Man, I've heard of "Drunk Dialing" before but this was over the top!!!! Why was this the first post I had to read this morning after a long w/e????Just glad my keyboard has a coffee guard on it............ BY the way, Happy Birthday!


----------



## Bowed Up

TK you freaking loser, I smelt the Myspace incident all over again, Gary I edited my eariler post that I made the day after with only 1/2 of a eye working. Thanks all, Murph you were supposed to clue in all the old school friends that's what velma told me she said to you. Sorry to those that were un-aware of this, it was kinda a surprise for me that wasn't a surprise. Looking for realestae in SF now.


----------



## [email protected]

damn norm they got you good. i am still laughing . hell i thought it was serious.


----------



## bamasam

What is so sad Norm is that no-one seemed surprised at first. :doh

Hope you had a great one man, wish I wouldnt have went back home that morning.


----------



## Clay Peacher

Man, that was too funny! Just remember what they say about pay-backs....


----------



## FizzyLifter

Scratch Murph off the list, way too many words spelled correctly!!


----------



## Halfmoon

That is just low down dirty, most tasteless thing to do to a friend.

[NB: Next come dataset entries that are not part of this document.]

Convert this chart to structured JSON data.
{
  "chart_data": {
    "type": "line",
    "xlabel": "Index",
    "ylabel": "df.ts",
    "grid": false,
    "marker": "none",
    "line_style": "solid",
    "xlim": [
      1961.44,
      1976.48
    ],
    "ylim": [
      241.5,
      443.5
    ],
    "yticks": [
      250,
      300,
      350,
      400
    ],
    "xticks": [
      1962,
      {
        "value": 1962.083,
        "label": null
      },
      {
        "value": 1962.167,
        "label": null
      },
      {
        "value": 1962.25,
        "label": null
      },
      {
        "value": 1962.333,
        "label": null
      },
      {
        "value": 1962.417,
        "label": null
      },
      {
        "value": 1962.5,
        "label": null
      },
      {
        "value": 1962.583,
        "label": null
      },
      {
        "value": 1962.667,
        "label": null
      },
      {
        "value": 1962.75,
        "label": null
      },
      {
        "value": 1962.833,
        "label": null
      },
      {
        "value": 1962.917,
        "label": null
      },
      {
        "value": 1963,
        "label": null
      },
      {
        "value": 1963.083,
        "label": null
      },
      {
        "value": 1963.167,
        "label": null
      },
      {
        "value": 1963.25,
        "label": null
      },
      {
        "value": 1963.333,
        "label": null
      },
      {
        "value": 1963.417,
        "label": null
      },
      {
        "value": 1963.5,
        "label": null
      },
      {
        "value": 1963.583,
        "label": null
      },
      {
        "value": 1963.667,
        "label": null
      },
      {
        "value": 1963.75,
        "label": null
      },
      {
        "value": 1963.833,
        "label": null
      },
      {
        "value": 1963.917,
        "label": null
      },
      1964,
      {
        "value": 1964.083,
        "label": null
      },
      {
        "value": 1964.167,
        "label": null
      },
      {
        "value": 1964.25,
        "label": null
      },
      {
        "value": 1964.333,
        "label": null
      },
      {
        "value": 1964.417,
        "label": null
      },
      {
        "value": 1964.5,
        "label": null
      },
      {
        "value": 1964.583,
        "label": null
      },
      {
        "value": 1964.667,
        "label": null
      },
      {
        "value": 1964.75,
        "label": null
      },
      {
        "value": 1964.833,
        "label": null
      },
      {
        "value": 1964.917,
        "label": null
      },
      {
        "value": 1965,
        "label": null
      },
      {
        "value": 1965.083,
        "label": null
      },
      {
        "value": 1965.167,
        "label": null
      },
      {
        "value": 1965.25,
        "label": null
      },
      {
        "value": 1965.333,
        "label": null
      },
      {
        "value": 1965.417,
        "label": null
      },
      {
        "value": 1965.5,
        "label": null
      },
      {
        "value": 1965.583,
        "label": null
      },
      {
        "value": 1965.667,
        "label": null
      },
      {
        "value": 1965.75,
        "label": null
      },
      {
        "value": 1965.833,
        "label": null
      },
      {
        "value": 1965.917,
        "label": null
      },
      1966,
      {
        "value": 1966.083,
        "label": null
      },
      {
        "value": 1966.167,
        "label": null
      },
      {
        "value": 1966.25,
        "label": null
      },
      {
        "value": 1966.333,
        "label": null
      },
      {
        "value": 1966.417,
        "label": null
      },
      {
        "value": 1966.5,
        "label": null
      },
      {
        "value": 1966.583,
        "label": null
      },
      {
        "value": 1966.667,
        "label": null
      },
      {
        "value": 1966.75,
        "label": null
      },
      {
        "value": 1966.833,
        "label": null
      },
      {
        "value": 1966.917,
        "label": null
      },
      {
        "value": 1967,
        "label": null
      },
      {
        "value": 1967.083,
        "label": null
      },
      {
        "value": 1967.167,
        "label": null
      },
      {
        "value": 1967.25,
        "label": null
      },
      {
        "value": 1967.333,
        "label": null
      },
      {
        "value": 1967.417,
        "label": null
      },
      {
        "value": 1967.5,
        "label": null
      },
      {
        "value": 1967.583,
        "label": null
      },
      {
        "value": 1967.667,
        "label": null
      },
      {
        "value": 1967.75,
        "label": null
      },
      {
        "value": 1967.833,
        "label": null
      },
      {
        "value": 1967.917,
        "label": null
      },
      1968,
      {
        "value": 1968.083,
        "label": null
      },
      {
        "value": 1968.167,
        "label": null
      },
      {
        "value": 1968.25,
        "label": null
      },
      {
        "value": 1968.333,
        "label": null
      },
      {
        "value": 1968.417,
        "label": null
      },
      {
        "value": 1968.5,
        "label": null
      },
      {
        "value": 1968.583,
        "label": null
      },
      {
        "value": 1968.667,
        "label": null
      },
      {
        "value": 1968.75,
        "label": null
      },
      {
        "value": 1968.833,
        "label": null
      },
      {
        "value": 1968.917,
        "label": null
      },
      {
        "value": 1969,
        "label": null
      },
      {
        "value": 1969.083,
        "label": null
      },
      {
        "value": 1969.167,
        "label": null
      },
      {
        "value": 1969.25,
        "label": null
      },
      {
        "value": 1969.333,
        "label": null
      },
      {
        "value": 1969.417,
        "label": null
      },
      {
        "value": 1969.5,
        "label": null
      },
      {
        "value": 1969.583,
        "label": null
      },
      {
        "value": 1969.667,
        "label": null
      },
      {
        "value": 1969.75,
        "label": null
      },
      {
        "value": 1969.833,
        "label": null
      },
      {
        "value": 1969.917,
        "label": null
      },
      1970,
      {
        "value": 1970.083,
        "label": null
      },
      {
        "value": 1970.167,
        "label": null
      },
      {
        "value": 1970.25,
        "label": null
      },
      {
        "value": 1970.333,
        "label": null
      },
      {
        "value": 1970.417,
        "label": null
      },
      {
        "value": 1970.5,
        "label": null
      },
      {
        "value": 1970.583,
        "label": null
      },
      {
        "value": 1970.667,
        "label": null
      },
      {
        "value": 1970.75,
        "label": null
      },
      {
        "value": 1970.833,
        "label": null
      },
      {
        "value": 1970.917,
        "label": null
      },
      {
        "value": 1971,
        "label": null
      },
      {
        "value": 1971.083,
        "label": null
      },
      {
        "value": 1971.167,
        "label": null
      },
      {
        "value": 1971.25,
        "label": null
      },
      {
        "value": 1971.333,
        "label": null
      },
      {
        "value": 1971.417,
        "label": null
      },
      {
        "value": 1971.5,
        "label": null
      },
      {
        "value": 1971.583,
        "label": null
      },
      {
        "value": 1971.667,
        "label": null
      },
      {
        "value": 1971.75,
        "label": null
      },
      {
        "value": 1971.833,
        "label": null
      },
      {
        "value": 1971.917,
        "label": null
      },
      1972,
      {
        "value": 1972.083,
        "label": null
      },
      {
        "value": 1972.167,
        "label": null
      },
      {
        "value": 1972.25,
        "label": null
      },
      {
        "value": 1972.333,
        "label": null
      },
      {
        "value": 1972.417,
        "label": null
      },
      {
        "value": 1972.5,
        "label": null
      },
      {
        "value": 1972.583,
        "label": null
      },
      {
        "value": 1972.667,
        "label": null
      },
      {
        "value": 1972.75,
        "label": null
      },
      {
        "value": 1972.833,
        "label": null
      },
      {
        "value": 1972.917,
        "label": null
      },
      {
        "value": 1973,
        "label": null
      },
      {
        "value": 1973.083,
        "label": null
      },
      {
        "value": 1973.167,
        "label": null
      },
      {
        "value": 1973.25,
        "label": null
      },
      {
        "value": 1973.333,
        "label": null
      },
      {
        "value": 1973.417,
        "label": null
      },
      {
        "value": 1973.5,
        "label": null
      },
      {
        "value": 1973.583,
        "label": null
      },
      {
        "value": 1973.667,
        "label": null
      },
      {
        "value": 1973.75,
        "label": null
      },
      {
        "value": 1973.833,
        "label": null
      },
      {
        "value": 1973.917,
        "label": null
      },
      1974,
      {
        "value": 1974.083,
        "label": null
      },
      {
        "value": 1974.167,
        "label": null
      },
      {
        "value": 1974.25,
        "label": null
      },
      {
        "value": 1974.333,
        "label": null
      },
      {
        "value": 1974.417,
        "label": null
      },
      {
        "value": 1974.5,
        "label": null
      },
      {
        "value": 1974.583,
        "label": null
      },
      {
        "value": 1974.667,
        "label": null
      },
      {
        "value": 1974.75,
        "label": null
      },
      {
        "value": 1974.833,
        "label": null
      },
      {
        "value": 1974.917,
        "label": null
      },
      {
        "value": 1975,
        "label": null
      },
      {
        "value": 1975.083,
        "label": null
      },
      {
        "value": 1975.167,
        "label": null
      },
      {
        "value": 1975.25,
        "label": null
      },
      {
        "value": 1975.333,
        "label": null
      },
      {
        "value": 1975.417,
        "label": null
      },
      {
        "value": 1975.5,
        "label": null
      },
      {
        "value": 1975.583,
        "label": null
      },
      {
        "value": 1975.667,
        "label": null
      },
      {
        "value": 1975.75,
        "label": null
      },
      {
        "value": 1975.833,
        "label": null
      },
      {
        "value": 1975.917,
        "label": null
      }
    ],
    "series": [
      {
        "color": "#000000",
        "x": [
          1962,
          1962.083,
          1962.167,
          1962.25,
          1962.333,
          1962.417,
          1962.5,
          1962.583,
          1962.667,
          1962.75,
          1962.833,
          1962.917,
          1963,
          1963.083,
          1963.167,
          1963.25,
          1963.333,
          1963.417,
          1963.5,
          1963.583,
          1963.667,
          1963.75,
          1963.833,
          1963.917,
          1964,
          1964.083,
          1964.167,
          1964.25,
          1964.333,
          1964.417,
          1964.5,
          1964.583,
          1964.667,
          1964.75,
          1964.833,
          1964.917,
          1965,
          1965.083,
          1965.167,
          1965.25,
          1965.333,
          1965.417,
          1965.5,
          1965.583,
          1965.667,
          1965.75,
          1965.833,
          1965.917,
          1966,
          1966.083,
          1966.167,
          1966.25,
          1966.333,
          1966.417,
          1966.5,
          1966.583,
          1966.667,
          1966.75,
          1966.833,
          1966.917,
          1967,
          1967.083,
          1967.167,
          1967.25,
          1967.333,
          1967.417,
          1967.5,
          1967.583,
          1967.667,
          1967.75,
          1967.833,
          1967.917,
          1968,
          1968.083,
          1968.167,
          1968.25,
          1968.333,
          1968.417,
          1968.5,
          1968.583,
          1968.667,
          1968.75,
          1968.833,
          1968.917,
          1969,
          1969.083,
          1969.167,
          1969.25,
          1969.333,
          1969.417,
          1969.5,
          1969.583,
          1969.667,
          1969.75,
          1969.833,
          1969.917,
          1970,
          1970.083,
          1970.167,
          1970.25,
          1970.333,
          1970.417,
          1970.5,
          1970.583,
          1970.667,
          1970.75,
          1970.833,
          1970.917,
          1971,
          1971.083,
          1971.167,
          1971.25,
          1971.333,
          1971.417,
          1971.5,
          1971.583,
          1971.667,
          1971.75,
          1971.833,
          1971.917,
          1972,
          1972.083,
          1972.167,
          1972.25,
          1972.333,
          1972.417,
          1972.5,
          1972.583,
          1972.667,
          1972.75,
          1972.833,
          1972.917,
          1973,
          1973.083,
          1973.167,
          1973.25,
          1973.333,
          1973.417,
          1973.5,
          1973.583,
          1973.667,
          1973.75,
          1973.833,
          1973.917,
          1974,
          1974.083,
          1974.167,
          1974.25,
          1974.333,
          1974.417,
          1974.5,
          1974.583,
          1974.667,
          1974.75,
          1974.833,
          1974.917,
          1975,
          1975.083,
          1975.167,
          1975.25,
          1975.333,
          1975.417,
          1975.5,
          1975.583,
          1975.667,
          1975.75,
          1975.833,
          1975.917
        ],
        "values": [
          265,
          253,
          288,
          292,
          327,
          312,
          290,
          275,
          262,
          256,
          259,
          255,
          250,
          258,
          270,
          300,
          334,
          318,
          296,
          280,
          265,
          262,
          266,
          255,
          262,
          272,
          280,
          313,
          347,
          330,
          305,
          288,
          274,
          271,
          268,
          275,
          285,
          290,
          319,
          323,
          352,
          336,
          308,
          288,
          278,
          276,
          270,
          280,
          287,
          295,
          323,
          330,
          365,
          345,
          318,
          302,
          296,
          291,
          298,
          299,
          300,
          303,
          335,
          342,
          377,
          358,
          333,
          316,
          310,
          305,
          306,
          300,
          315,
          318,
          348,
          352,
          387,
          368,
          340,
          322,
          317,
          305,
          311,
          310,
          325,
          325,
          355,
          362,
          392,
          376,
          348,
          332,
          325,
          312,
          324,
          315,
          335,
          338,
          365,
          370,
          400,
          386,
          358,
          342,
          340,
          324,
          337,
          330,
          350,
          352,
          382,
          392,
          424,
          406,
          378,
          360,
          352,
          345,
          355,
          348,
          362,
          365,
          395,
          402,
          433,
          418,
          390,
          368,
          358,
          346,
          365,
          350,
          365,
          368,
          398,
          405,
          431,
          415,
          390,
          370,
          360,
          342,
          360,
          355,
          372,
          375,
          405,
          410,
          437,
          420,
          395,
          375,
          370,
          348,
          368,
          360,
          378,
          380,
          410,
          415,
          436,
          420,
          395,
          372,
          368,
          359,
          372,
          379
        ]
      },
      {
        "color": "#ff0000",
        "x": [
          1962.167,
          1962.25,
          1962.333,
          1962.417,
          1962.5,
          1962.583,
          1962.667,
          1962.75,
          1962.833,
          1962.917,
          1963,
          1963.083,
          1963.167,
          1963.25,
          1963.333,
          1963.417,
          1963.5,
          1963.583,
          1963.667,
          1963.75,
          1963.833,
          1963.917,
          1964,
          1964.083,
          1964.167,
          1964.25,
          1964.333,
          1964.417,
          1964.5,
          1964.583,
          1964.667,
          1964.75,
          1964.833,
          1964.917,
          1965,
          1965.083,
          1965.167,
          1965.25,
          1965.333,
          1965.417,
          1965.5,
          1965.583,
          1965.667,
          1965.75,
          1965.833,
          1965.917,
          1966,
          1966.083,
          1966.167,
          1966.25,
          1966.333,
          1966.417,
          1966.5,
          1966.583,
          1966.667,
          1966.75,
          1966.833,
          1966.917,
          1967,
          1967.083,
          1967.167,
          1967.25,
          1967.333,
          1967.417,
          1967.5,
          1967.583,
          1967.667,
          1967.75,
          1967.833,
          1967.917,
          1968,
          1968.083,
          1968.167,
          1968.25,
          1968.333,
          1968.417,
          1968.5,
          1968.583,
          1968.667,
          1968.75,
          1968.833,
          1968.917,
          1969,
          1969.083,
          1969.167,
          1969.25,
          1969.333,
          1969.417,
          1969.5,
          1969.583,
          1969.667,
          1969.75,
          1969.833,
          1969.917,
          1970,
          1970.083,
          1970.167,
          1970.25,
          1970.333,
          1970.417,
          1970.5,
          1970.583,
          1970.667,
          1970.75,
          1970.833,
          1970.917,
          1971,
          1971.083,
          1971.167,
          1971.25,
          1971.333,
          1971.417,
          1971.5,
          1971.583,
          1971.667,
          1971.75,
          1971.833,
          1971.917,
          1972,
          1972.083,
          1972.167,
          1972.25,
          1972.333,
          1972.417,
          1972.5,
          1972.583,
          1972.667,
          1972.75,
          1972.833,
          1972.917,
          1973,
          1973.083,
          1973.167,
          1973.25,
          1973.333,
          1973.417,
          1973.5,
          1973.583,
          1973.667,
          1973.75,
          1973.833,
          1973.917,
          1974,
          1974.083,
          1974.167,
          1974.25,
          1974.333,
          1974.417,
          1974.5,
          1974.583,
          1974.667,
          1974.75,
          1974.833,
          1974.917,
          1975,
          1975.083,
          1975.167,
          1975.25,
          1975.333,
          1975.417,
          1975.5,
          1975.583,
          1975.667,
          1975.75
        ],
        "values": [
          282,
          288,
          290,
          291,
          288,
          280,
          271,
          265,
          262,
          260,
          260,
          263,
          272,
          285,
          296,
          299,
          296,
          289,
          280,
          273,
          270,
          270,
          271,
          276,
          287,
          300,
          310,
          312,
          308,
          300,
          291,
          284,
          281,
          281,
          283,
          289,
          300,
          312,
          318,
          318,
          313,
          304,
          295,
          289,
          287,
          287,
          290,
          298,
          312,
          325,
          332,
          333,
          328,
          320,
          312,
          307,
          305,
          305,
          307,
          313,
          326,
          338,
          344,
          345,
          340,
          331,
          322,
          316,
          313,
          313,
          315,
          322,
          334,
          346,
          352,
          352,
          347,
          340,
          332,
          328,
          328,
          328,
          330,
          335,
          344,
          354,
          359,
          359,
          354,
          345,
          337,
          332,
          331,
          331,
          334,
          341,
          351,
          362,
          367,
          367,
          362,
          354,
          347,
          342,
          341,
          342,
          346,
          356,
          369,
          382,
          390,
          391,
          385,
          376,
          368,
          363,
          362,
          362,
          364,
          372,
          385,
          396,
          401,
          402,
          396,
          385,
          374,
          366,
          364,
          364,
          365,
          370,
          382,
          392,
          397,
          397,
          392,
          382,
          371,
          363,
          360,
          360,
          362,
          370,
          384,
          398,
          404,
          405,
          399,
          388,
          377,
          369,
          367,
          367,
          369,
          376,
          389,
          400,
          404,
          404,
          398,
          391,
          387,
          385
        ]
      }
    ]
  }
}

Sound like something I would do.









LMAO!!!!


----------



## sniper

When I was a paramedic we all got pagers that we could put personal voice greetings on. They all had the same passcode until you change it. I got ahold of my partners pager before him and left the gayest voice message.It included the closing "Leave a message and I'll getback to you in two shakes of a lambs tail". It took two weeks and his dad having a "son we need to talk" meeting with him before he knew what happened. Then another week before I gave him the pass code to change it.


----------



## dan ros

LMAO!!!

you people are just down right crazy!!!

im sittin here reading this thinking "damn that guy has balls of solid rock to come out of the closet on a fishing forum!!!

i cant stop laughing! i thought this was for real, at least your forum pals were supportive of your 'pole not hole' lifestyle change!



damn! with friends like these...



LMAO...that just made my day!



:bowdown:bowdown:bowdown


----------



## 192

That's funny as hell!!! Happy Birthday Norm. See you in April,

Mike


----------



## patrickgold

You should change your screen name and boat name to something that is strictly fishing. That post was too believable!


----------



## Stephanie

HA HA HA wow! That was a good one. :bowdown


----------



## Atwood

That is FUNNY!!!!!!!!!!!! Gotta luv your friends!


----------



## hebegb

> *grouper22 (2/29/2008)*That's funny as hell!!! Happy Birthday Norm. See you in April,
> 
> 
> 
> Mike




watch out Mike...keep him in front of ya!!!!!!! :moon


----------



## Midnight Rider

That shit was funny...not a **** kinda way but a ha ha kinda way.


----------